Just as Doppler radar scans the skies for indicators of bad weather, local health forecasting startup Sickweather scans social networks for indicators of illness, allowing you to check for the chance of sickness as easily as you check for the chance of rain.
The site is the brainchild of longtime friends and cofounders Graham Dodge, James Sajor, and Michael Belt. There’s an interesting story about how the 3 of these guys went to high school together in Timonium, travelled down different life paths, and then met back up to start Sickweather. I’ll let them tell you that for a rainy day.
The idea was conceived by Graham Dodge after his experience working in online marketing and seeing his friends and family on Facebook and Twitter always identifying when they were sick. He was also a member of the team that created the first interactive crime map for Crime.com (sold to USA Networks), which might explain why he chose to visualize health trends on a map.
Graham brought the idea to James Sajor who himself had been doing his own meta version of the functions of Sickweather.

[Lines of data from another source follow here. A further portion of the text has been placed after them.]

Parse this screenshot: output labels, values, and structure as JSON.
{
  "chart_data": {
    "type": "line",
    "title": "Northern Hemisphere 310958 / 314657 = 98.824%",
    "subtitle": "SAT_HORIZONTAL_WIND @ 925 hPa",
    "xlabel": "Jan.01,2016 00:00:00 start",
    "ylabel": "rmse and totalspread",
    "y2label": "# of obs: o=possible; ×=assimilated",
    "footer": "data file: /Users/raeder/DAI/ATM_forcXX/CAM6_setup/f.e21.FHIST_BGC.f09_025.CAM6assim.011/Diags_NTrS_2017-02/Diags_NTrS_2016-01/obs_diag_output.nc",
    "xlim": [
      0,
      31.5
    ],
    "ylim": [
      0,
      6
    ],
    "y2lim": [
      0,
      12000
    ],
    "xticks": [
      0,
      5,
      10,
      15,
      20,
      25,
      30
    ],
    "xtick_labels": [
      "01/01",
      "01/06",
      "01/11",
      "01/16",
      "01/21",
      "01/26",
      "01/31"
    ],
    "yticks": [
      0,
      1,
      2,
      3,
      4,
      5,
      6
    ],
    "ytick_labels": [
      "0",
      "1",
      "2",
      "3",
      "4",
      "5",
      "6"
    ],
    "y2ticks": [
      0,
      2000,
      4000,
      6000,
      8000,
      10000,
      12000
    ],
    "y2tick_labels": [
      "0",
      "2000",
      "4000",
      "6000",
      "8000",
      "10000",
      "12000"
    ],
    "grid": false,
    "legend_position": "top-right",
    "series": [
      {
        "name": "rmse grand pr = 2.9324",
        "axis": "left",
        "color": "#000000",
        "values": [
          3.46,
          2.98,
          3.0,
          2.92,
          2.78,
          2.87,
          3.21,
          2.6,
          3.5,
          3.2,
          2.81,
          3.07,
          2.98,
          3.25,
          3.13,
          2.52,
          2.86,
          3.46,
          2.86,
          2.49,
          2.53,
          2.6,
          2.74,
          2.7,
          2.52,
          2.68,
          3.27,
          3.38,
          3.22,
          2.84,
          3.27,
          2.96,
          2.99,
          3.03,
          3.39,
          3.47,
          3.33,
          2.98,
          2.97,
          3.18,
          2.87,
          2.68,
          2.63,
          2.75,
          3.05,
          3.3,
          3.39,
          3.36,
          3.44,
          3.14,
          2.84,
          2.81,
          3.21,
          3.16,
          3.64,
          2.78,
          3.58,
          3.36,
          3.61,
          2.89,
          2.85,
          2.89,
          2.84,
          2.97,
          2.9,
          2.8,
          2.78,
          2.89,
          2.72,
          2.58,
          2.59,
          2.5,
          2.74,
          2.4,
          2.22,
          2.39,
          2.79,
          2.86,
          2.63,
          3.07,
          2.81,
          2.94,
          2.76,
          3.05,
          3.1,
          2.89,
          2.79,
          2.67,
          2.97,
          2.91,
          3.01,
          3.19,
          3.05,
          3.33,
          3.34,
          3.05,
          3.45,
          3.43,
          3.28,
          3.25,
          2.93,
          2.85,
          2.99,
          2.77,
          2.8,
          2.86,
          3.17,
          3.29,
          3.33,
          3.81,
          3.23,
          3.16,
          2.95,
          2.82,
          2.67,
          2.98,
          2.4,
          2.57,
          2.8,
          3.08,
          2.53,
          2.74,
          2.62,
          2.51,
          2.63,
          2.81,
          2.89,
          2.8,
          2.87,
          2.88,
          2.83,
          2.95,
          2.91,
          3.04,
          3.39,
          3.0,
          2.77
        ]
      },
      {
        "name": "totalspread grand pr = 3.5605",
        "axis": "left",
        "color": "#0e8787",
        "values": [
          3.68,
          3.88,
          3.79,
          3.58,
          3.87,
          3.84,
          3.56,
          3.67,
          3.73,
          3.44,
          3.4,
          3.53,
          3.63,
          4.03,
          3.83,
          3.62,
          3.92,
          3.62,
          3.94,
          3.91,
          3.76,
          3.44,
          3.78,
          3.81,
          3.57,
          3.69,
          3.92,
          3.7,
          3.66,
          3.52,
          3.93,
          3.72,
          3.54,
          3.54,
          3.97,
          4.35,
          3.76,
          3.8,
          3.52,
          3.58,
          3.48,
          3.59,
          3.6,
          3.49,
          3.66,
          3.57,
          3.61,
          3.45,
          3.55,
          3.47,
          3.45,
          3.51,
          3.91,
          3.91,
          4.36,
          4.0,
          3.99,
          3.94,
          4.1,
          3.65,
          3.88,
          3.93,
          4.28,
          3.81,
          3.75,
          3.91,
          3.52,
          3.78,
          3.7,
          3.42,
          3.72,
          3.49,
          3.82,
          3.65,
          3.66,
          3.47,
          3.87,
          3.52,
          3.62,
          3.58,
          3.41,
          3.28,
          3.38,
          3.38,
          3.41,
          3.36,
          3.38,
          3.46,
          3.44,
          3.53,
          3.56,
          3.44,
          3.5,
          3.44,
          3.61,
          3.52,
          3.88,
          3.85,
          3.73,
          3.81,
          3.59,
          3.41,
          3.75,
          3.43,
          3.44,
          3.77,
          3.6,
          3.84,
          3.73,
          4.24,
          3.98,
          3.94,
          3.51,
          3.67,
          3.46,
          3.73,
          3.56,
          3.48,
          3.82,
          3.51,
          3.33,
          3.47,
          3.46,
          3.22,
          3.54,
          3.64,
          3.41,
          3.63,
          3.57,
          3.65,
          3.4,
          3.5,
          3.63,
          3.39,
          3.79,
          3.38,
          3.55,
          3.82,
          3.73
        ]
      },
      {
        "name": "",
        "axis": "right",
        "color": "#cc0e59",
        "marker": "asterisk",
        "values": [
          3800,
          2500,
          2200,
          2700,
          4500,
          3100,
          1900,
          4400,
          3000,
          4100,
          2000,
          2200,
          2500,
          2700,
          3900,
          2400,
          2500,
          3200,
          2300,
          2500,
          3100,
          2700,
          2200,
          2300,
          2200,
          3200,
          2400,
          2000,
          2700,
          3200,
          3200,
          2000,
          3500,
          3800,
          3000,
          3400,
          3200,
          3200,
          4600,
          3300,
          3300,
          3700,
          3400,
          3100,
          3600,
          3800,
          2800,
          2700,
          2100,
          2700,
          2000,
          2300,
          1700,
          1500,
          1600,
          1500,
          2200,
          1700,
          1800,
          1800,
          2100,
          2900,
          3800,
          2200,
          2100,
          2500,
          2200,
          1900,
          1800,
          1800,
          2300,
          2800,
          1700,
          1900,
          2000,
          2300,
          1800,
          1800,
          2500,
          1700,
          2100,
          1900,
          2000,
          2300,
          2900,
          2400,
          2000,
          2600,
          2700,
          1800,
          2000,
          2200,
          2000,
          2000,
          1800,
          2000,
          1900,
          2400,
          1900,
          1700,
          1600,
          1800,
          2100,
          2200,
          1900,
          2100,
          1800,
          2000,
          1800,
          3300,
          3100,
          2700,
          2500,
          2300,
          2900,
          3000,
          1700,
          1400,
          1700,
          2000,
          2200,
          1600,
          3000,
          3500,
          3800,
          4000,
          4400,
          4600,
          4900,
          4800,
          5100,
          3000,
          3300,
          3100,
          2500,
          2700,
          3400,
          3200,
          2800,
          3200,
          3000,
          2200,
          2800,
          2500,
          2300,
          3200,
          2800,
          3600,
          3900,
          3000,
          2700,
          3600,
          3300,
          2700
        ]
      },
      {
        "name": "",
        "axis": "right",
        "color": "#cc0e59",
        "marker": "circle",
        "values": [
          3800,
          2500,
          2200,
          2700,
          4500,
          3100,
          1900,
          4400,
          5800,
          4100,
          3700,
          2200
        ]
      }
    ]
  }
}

James’ mother had recently battled cancer and her immune system had been compromised during treatment, which meant that James had to avoid getting sick at all costs. He used to call ahead to make sure no friends were ill before going out. He even made restaurant reservations during off-hours to avoid crowds.
So here’s how the website works:
With more and more people turning to outlets like Facebook and Twitter to update their friends and followers as to when they get sick, there is now an immense amount of real time data available on the health of our population. Sickweather’s robust algorithm filters and qualifies this data from several public sources (including its own online community) and cross references them with location tags to produce real time “weather maps” of reported symptoms. This information is then used to forecast the movement of everything from stomach bugs to chronic illness and other sickness, including depression.
Sickweather is building a strong advisory board too. Their first add was Michael Paul, a PhD student at Hopkins who studies language and speech processing and interned at Twitter this summer. There’s a few more rockstar advisors waiting in the wings.
As for funding, the company has been privately funded by the investments and sweat equity of its founders but they are planning a sizable raise very soon.